La solution n´est pas aussi simple que l´on pense, car, parlant d´êtres humains nous nous attaquons à un des problèmes les plus complexes et compliqués de tous les temps. La nature humaine en elle-même est très problématique. Sa définition intéresse moins les chercheurs que sa fonction, car l´être humain est différent d´un objet facilement définissable ayant des caractéristiques et propriétés propres, stables et même stagnées. Or, la fonction de tout être humain est une perpétuelle construction et évolution. Il change, se développe, se perfectionne et est au centre des grandes mutations et transformations sociales qui n´arrêtent pas de bouleverser les sociétés humaines. Il est le seul détenteur de cette intélligibilité perfectionniste parmi toutes les espèces. Par ailleurs, il est important de rappeler que nous sommes aussi cette unique espèce capable de faire confiance aux autres, de travailler dans la coopération, de construire une solidarité collective, d´être conscients de nos fautes afin de recommencer, enfin, de parfaire notre société, nos actes, nos actions et nos activités. Sur ce, nous devons défendre avec force et véhémence notre humanité ainsi que ses valeurs les plus fondamentales que sont la justice, la dignité, le droit, l´égalité, le respect, l´éthique, la morale pour ne citer que celles-là, dans le cas contraire il ne nous reste qu´à choisir de mourir en silence.  Si les problèmes qui nous assiègent sont avant tout d´ordre humain, ils nécessitent par conséquent d´une solution en tant que tel, c´est dire qu´il revient de changer notre façon d´être et de vivre dans le monde. Pour ce qui concerne la méthodologie, elle peut être d´ordre macro, meso ou micro. Toutefois, en partant de ce changement d´ordre transcendant et ontologique, les structures changeront de par elles-mêmes.

Considérations finales

Enfin de compte, il est urgent de recouvrer notre humanité par le vivre collectif, la solidarité et la recherche du bien commun. Car, bien au-delà des libertés individuelles - qui, étant une des grandes conquêtes de la modernisation à consolider, mérite d´être exploitée à bon escient - il y a les actions collectives, seule force de survie d´une société. Elles se concrétisent dans l´union et la fusion des forces individuelles. Les libertés individuelles n´ont de sens qu´au sein d´une représentation collective où elles prennent effet. De plus, elles sont individuelles pourvu qu´elles s´intègrent à une collectivité dont elles sont inséparables  bien que distinctes d´elle.
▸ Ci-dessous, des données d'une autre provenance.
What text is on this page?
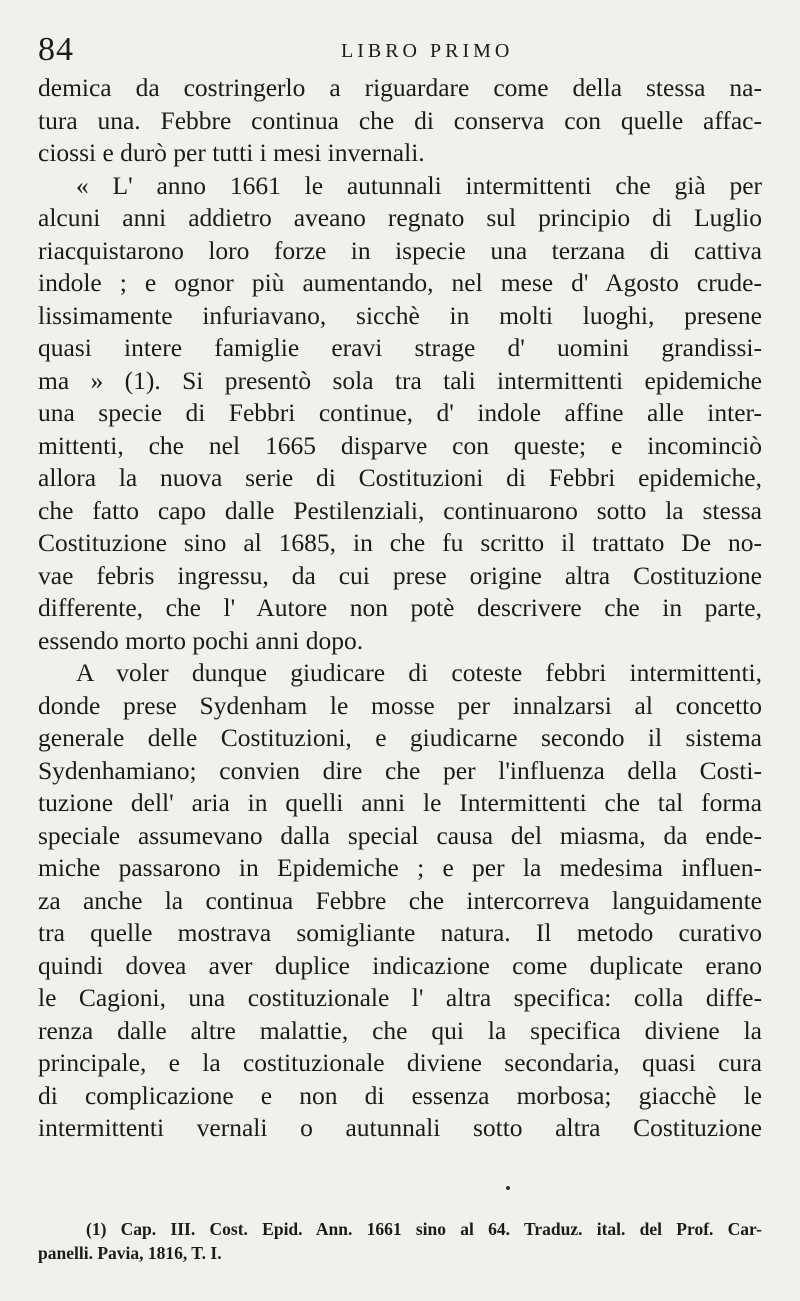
84	LIBRO PRIMO
demica da costringerlo a riguardare come della stessa na-
tura una. Febbre continua che di conserva con quelle affac-
ciossi e durò per tutti i mesi invernali.
« L' anno 1661 le autunnali intermittenti che già per
alcuni anni addietro aveano regnato sul principio di Luglio
riacquistarono loro forze in ispecie una terzana di cattiva
indole ; e ognor più aumentando, nel mese d' Agosto crude-
lissimamente infuriavano, sicchè in molti luoghi, presene
quasi intere famiglie eravi strage d' uomini grandissi-
ma » (1). Si presentò sola tra tali intermittenti epidemiche
una specie di Febbri continue, d' indole affine alle inter-
mittenti, che nel 1665 disparve con queste; e incominciò
allora la nuova serie di Costituzioni di Febbri epidemiche,
che fatto capo dalle Pestilenziali, continuarono sotto la stessa
Costituzione sino al 1685, in che fu scritto il trattato De no-
vae febris ingressu, da cui prese origine altra Costituzione
differente, che l' Autore non potè descrivere che in parte,
essendo morto pochi anni dopo.
A voler dunque giudicare di coteste febbri intermittenti,
donde prese Sydenham le mosse per innalzarsi al concetto
generale delle Costituzioni, e giudicarne secondo il sistema
Sydenhamiano; convien dire che per l'influenza della Costi-
tuzione dell' aria in quelli anni le Intermittenti che tal forma
speciale assumevano dalla special causa del miasma, da ende-
miche passarono in Epidemiche ; e per la medesima influen-
za anche la continua Febbre che intercorreva languidamente
tra quelle mostrava somigliante natura. Il metodo curativo
quindi dovea aver duplice indicazione come duplicate erano
le Cagioni, una costituzionale l' altra specifica: colla diffe-
renza dalle altre malattie, che qui la specifica diviene la
principale, e la costituzionale diviene secondaria, quasi cura
di complicazione e non di essenza morbosa; giacchè le
intermittenti vernali o autunnali sotto altra Costituzione
(1) Cap. III. Cost. Epid. Ann. 1661 sino al 64. Traduz. ital. del Prof. Car-
panelli. Pavia, 1816, T. I.
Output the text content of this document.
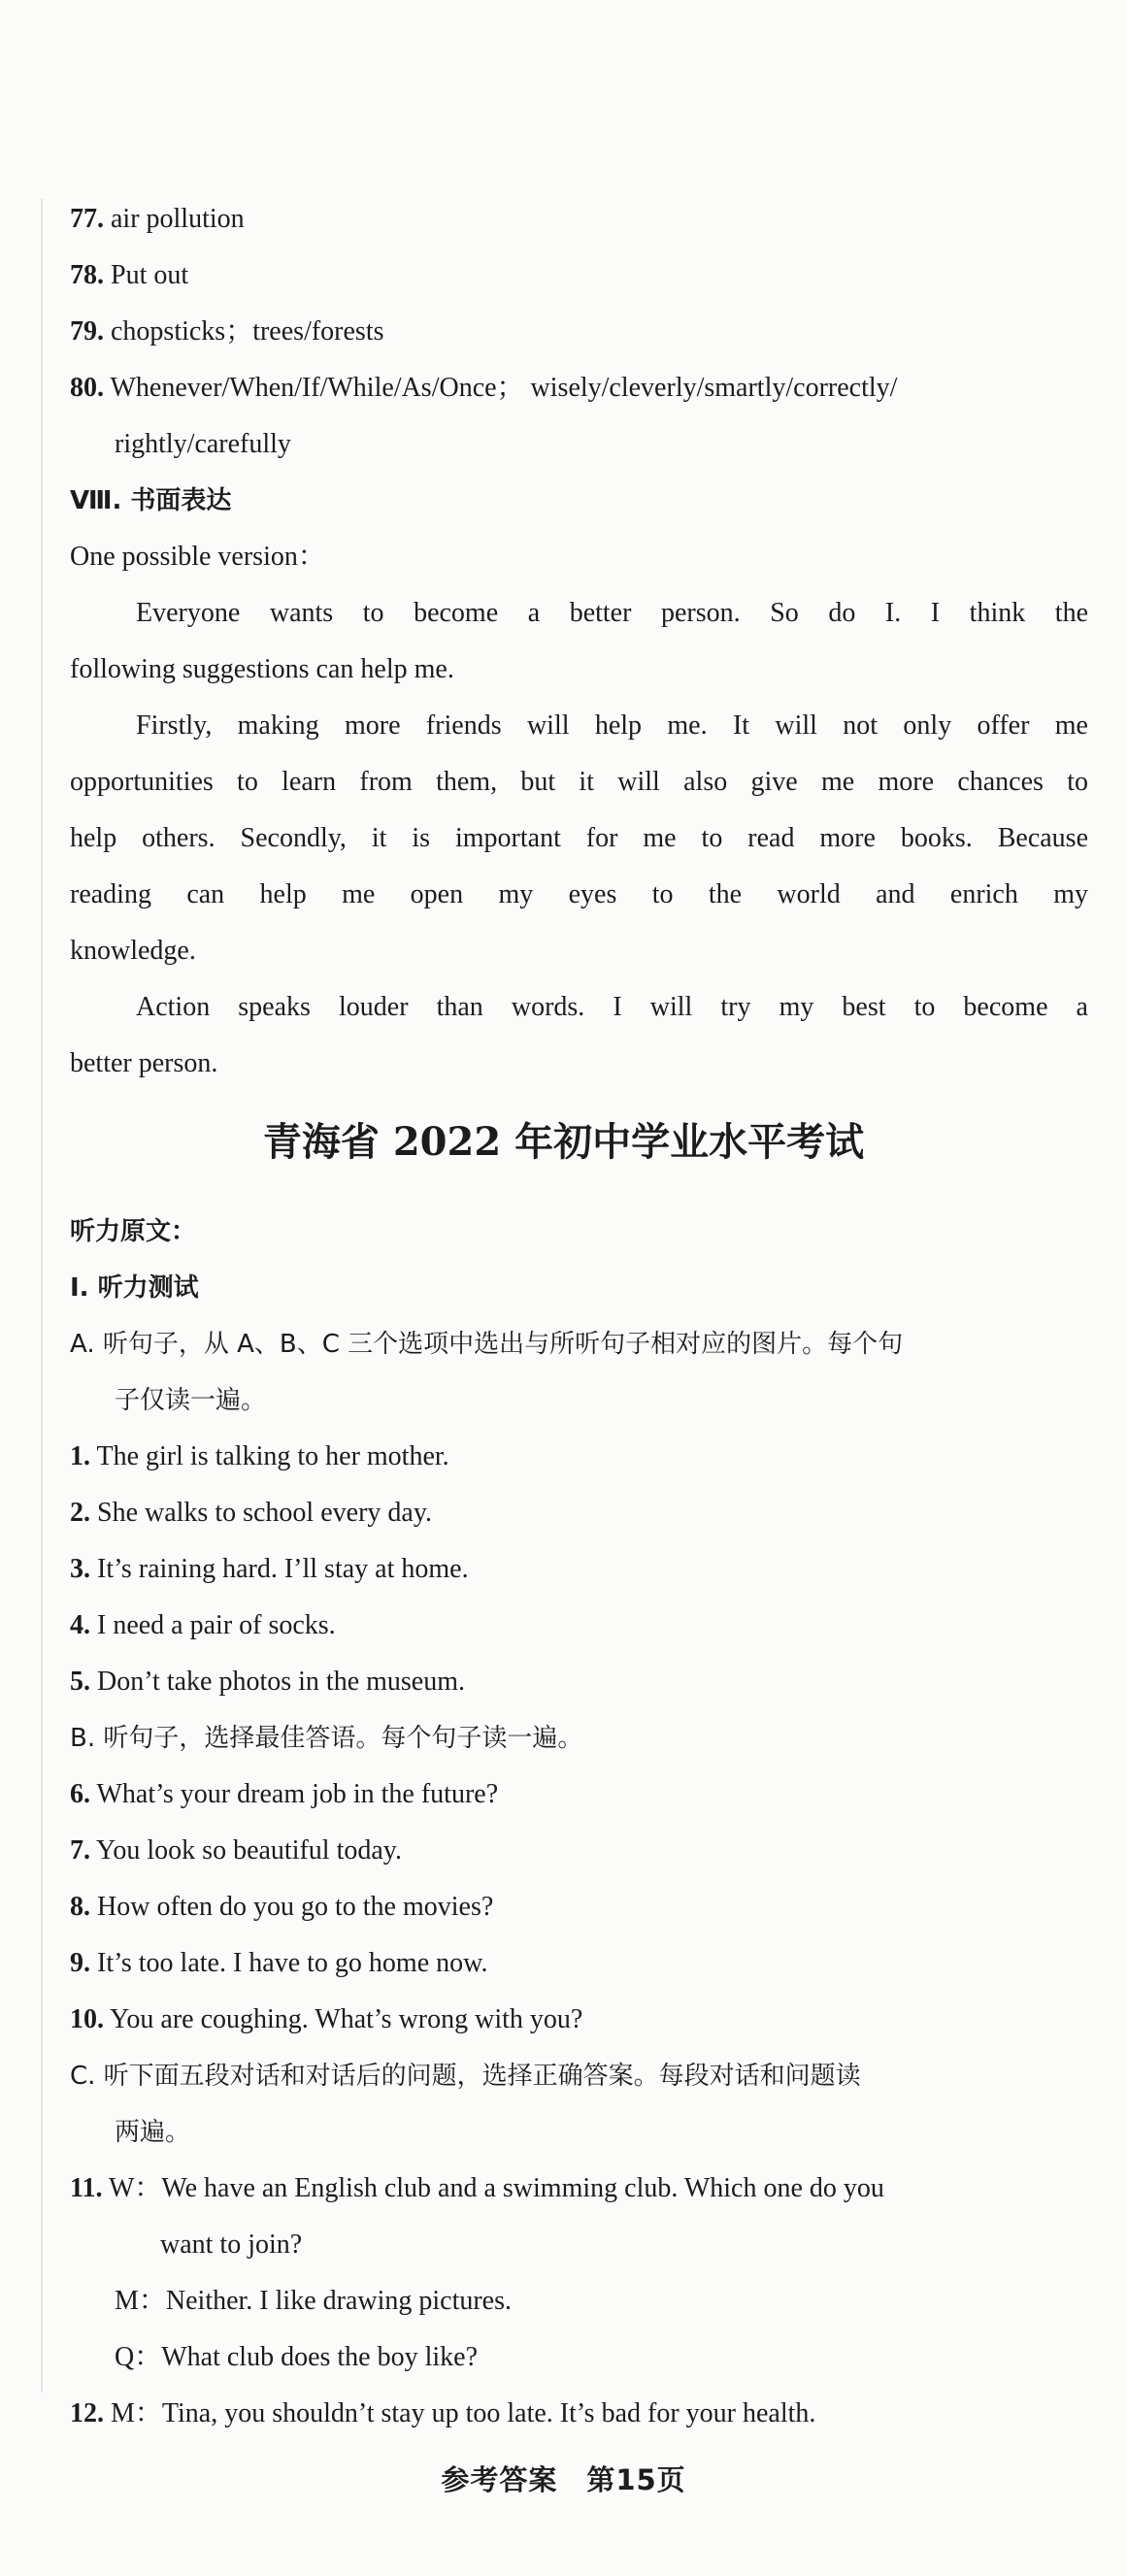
77. air pollution
78. Put out
79. chopsticks；trees/forests
80. Whenever/When/If/While/As/Once； wisely/cleverly/smartly/correctly/
rightly/carefully
Ⅷ. 书面表达
One possible version：
Everyone wants to become a better person. So do I. I think the
following suggestions can help me.
Firstly, making more friends will help me. It will not only offer me
opportunities to learn from them, but it will also give me more chances to
help others. Secondly, it is important for me to read more books. Because
reading can help me open my eyes to the world and enrich my
knowledge.
Action speaks louder than words. I will try my best to become a
better person.
青海省 2022 年初中学业水平考试
听力原文：
Ⅰ. 听力测试
A. 听句子，从 A、B、C 三个选项中选出与所听句子相对应的图片。每个句
子仅读一遍。
1. The girl is talking to her mother.
2. She walks to school every day.
3. It’s raining hard. I’ll stay at home.
4. I need a pair of socks.
5. Don’t take photos in the museum.
B. 听句子，选择最佳答语。每个句子读一遍。
6. What’s your dream job in the future?
7. You look so beautiful today.
8. How often do you go to the movies?
9. It’s too late. I have to go home now.
10. You are coughing. What’s wrong with you?
C. 听下面五段对话和对话后的问题，选择正确答案。每段对话和问题读
两遍。
11. W：We have an English club and a swimming club. Which one do you
want to join?
M：Neither. I like drawing pictures.
Q：What club does the boy like?
12. M：Tina, you shouldn’t stay up too late. It’s bad for your health.
参考答案　第15页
Contrairement à ce que l´on pense, l´individualisme n´est jamais le contraire ni l´opposé du collectivisme, mais son composant et son complément. La santé, le bien-être et le bonheur sont donc tous une conquête collective. D´ailleurs, l´un des mérites des sociétés traditionnelles est d´avoir accordé une importance capitale à l´esprit collectif, à la décision groupale, à la réussite sociale et à l´harmonie sociétale, tous incarnés dans un ancêtre commun que représente le totem autour duquel s´ancre la vie sociétale et collective. Le totem est l´incarnation même de la société, de son vivre ensemble et de son harmonisation. C´est en outre son prolongement, sa raison d´être, enfin, le collectif en action. Sur ce, je voudrais clore cet article en demandant où est passé le totem de la société haitienne?